The failure to make disclosures was but one "joint but not separate" wrong by the Bank and Stephens, giving rise to two remedies, penalties and recission. In their original TILA action in federal court the Masseys sought only the penalties remedy under 15 USCA § 1640 for the nondisclosures. After the voluntary dismissal with prejudice of that action, a subsequent suit by them in this state against the Bank to enforce the rescission remedy for nondisclosure — which, as the Masseys concede, might have been asserted by them in the original suit — would be barred by res judicata. Hamlin v. Johns, 41 Ga. App. 91 ( 151 S.E. 815) (1929); Crawford v. Baker, 86 Ga. App. 855 ( 72 S.E.2d 790) (1952). "Generally a single cause of action with several elements of damage admits of but one action, where there is an identity of subject-matter and of parties." Seaboard Air-Line R. v. Insurance Co. of N. A., 18 Ga. App. 341 (2) ( 89 S.E. 438) (1916). "A plaintiff is not permitted to split his single cause of action to seek in successive litigation the enforcement of first one remedy ... and then a second ..." Madison Ltd. v. Price, 146 Ga. App. 837, 839 ( 247 S.E.2d 523) (1978). Likewise, the voluntary dismissal with prejudice of the suit for penalties as to the Bank merged the Masseys' entire cause of action, including the rescission remedy, for the nondisclosures and bars any subsequent suit in this state against Stephens for his "joint and not separate" liability for failure to make the disclosures in the same transaction. Cf. Almand v. Hathcock, 140 Ga. 26 ( 78 S.E. 345) (1913); Scarborough Co. v. Yarborough, 13 Ga. App. 792 ( 79 S.E. 1131) (1913). Therefore, we hold that Stephens has pierced the TILA count for rescission against him and that it was not error to grant summary judgment.

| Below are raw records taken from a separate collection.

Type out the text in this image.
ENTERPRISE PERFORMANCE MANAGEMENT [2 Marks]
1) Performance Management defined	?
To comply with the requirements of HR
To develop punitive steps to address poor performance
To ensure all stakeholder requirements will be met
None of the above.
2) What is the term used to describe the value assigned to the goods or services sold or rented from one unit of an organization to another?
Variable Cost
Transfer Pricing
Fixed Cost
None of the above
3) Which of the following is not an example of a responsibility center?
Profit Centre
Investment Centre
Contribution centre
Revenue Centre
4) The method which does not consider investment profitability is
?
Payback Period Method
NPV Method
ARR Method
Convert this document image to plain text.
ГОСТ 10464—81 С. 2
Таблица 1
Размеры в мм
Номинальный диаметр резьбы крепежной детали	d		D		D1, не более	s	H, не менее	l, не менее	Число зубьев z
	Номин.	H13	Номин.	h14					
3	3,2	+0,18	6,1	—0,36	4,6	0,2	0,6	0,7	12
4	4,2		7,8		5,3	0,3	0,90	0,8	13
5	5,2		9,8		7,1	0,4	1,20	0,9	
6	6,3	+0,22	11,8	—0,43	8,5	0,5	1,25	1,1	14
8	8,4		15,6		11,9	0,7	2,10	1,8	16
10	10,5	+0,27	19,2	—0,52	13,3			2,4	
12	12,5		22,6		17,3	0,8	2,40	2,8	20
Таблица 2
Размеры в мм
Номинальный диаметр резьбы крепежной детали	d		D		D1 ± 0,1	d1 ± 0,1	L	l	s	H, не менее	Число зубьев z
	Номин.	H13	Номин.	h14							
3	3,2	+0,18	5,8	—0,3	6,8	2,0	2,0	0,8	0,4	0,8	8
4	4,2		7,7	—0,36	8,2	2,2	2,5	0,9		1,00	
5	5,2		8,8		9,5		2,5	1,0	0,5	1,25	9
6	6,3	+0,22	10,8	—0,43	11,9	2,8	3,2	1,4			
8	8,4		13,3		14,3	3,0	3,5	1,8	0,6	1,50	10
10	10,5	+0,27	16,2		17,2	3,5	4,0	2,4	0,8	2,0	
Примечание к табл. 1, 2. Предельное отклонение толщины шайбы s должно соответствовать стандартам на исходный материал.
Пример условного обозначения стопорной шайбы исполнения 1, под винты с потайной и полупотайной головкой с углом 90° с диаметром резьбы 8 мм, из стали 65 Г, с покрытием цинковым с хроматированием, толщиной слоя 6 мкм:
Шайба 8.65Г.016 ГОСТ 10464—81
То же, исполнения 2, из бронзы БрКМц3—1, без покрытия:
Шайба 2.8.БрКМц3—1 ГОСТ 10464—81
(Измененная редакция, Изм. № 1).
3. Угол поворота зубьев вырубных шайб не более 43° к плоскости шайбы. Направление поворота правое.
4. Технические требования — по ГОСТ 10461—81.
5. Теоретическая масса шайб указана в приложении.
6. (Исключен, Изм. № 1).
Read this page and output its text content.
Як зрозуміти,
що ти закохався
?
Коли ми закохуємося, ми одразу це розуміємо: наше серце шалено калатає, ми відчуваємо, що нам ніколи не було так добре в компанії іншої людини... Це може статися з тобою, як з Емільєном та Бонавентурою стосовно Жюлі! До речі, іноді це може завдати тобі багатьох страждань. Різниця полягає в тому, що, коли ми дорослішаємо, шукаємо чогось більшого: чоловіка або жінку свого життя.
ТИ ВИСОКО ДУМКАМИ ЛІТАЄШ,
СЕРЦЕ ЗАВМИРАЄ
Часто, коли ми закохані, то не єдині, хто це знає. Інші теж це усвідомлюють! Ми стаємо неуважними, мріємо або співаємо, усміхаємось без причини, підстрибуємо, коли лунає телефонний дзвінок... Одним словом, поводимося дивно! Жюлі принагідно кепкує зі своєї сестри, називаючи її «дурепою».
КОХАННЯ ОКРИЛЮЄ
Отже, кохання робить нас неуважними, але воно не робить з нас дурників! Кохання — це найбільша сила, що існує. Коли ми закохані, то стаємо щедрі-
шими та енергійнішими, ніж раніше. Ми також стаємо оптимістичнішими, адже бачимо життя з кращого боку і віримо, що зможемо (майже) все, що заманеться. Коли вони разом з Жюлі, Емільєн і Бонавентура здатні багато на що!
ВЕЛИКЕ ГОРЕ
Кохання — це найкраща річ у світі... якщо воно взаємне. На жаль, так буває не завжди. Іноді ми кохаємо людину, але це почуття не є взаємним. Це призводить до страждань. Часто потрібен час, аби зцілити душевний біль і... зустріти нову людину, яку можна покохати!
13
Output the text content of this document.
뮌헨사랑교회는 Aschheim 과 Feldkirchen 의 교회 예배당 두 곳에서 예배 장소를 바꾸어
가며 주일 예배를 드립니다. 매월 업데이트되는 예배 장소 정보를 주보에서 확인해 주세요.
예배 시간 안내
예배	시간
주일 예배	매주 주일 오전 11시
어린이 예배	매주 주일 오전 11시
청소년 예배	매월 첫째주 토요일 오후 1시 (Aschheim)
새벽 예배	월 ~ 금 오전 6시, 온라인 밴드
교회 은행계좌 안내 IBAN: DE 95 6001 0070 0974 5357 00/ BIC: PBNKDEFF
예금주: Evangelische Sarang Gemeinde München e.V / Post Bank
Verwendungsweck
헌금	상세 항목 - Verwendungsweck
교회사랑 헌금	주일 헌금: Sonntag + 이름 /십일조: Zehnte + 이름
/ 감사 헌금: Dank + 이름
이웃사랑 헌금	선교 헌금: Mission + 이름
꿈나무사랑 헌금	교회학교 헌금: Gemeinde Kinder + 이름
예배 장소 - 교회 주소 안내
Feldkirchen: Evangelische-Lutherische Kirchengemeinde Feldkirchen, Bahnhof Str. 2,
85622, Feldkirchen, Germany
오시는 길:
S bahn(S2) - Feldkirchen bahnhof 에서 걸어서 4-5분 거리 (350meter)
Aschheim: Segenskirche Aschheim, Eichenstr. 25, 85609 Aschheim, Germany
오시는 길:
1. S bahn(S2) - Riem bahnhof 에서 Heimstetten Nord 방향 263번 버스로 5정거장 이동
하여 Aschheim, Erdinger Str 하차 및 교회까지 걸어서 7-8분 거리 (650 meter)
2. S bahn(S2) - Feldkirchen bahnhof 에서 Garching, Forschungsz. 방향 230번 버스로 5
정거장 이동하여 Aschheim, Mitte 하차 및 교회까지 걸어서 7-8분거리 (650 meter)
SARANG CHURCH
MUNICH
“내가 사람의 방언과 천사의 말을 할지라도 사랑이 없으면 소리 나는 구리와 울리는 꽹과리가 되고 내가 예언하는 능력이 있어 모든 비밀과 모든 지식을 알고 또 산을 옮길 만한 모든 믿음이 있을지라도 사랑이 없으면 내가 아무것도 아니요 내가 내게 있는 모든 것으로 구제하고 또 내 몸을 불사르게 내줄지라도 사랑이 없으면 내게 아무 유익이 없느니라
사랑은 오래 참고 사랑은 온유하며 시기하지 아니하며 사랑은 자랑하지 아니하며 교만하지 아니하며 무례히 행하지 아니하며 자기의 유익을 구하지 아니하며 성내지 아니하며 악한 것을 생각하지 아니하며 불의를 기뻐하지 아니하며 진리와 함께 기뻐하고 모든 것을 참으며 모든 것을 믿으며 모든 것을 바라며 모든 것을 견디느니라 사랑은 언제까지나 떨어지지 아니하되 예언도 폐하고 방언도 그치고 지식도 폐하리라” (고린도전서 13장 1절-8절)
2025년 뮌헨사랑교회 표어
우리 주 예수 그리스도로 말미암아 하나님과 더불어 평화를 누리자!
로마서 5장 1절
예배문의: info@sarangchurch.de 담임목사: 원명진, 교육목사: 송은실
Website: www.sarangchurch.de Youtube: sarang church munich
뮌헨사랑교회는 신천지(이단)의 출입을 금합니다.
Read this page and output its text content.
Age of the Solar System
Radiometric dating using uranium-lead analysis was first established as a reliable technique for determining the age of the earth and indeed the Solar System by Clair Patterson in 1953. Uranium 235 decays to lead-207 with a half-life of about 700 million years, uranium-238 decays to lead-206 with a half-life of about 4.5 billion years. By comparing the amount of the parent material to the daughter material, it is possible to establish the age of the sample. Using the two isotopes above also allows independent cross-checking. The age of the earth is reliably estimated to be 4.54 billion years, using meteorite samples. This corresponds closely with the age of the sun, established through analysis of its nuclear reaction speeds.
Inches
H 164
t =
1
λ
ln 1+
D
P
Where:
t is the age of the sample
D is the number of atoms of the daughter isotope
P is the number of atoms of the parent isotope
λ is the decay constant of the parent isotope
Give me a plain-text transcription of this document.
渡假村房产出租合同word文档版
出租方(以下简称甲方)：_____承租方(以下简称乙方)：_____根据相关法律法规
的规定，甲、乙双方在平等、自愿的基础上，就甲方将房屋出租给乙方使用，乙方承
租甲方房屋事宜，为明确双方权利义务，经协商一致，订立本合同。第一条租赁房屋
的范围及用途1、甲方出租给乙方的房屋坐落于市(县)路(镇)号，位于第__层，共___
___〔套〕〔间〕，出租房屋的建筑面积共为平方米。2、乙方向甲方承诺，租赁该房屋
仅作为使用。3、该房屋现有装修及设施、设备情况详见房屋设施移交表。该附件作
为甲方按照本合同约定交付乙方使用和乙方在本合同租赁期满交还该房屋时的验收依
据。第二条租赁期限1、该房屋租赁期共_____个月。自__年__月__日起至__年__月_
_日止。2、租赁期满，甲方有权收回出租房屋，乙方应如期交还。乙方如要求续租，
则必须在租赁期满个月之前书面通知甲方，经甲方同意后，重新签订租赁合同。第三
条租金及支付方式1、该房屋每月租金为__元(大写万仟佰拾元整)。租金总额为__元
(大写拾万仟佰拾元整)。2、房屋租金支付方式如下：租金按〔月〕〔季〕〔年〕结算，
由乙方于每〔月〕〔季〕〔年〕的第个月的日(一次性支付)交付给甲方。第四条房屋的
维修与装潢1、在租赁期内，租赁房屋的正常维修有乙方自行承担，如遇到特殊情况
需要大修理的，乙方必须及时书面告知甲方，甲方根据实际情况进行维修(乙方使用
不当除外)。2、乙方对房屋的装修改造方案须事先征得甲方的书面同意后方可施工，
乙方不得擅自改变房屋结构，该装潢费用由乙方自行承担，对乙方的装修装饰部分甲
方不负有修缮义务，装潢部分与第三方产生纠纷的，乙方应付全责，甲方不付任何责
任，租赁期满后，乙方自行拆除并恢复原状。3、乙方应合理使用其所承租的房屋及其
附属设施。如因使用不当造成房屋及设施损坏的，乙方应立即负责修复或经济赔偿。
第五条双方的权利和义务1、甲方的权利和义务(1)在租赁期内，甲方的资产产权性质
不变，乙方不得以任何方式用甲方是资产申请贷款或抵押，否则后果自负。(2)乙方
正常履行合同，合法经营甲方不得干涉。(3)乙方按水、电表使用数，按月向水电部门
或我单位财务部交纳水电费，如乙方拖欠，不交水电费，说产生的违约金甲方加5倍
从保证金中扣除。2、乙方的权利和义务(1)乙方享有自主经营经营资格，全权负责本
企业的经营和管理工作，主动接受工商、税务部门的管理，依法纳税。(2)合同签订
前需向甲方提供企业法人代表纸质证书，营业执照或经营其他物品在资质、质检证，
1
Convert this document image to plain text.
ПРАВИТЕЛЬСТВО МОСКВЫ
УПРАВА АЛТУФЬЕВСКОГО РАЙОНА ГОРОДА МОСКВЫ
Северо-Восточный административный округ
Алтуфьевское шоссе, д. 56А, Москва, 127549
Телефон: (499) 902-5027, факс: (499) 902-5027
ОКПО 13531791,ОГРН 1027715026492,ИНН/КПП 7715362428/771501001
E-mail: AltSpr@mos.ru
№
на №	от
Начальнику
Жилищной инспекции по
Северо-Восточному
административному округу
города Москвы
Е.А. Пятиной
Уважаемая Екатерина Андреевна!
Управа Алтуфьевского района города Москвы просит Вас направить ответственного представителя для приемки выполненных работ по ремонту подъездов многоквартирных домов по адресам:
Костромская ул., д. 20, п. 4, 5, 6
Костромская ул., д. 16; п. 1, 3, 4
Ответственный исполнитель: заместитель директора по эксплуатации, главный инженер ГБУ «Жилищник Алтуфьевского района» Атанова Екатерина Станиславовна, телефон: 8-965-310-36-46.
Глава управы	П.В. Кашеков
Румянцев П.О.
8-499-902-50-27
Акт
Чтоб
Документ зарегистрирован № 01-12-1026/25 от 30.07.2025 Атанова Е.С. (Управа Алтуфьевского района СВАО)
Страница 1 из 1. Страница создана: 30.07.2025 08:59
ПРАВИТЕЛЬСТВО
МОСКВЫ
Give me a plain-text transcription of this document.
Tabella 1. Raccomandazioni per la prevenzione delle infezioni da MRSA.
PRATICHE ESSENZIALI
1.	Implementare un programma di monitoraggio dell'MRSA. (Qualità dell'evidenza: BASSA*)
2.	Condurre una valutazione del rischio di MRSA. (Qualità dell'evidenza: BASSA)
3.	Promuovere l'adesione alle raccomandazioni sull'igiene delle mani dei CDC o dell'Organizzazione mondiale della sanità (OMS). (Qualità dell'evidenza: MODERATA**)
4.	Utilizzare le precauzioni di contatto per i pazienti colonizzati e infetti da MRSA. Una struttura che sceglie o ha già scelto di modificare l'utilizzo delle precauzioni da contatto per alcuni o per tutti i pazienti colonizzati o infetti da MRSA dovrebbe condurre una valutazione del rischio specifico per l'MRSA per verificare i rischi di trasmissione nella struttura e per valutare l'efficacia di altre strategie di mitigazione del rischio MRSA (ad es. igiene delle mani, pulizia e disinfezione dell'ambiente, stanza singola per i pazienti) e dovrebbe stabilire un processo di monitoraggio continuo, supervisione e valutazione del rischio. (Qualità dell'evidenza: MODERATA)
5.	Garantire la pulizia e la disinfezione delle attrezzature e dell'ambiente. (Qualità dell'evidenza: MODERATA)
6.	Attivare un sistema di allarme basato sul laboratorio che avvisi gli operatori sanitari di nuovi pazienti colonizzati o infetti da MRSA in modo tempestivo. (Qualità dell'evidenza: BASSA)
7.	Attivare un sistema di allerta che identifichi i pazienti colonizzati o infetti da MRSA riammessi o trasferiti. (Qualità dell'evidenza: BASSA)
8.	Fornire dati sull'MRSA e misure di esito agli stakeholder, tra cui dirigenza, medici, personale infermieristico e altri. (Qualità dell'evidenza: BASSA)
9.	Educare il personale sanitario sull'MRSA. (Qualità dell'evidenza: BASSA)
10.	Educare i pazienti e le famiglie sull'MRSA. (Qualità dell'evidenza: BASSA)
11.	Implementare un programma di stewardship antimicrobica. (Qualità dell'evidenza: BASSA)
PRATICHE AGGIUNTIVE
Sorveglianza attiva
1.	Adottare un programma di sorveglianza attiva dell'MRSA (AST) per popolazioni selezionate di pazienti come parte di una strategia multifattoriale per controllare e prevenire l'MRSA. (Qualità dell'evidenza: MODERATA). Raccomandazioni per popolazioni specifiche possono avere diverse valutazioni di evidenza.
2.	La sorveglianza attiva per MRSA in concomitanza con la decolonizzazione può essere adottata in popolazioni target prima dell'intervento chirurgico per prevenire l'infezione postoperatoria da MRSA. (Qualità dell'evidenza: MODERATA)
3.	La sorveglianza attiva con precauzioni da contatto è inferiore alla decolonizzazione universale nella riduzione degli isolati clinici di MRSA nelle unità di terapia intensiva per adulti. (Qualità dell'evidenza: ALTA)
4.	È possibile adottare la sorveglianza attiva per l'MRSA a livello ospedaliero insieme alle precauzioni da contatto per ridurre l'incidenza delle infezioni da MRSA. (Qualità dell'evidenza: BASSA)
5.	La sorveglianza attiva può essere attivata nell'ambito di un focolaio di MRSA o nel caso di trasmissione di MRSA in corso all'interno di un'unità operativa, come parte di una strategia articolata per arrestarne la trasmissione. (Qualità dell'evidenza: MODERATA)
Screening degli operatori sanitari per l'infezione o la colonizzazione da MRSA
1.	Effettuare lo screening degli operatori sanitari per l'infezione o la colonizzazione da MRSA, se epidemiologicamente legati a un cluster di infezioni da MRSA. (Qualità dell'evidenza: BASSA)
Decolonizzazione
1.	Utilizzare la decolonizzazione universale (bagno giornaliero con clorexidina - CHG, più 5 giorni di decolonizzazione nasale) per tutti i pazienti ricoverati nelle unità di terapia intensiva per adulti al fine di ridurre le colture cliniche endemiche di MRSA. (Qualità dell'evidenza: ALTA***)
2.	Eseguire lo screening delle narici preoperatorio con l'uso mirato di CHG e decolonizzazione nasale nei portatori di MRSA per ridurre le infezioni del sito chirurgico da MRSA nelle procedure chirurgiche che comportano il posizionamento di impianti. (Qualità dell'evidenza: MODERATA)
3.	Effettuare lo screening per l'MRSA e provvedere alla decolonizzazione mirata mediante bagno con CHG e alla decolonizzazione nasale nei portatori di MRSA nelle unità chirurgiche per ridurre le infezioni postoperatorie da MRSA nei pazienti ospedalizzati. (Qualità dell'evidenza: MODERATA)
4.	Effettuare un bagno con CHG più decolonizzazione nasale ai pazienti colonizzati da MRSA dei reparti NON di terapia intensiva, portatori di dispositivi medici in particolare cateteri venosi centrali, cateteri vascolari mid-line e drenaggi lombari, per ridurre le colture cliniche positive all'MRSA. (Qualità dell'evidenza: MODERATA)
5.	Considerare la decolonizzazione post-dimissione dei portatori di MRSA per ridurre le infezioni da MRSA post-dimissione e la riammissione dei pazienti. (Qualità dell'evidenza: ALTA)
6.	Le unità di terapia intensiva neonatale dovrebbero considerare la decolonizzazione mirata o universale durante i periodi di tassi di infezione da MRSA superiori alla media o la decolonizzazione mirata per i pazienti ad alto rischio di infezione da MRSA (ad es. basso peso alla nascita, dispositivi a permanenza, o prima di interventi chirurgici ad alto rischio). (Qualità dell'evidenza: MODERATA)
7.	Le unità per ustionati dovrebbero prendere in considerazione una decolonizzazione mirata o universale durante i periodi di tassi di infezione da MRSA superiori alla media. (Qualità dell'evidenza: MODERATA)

2. We turn now to the grant of summary judgment to Stephens on the Masseys' MVSFA claim. We find the Act inapplicable and affirm the grant of summary judgment on this count.
Code Ann. § 96-1003 establishes requirements and prohibitions as to "retail installment contracts." A "retail installment contract" is an instrument or instruments creating a purchase money security interest. Code Ann. § 96-1002 (a) (5). The record in the instant case demonstrates that the actual sale of the mobile home was not a "retail installment transaction" whereby Stephens, as seller, furnished the financing and took or retained a purchase money security interest in the mobile home. Stephens sold it to the Masseys for a "cash sales price" (see Code Ann. § 96-1002 (a) (6)) and the Bank of Dade financed the loan for the "cash sales price" the proceeds of which were then paid to Stephens. The bank, not Stephens, had a purchase money security interest in the mobile home. Code Ann. § 109A-9-107 (b). Stephens, who sold the mobile home, did not have a security interest within the terms of Code Ann. § 109A-9-107 (a). Arguments that Stephens had such a security interest during the interim between the time the Masseys paid a down payment and were given possession of the trailer and the date of the execution of the note to the Bank are unpersuasive. Whatever interest Stephens had in the trailer during this period he was unpaid but out of possession it was not a purchase money security interest. Cf. National Ropes, Inc. v. National Diving Service, Inc., 513 F.2d 53 (5th Cir. 1975). Therefore, since Stephens did not sell the mobile home to the Masseys pursuant to a "retail installment contract" the provisions of Code Ann. § 96-1003 are inapplicable. There was no error in granting Stephens summary judgment as to the MVSFA count.
Judgment affirmed. Quillian, P. J., and Shulman, J., concur.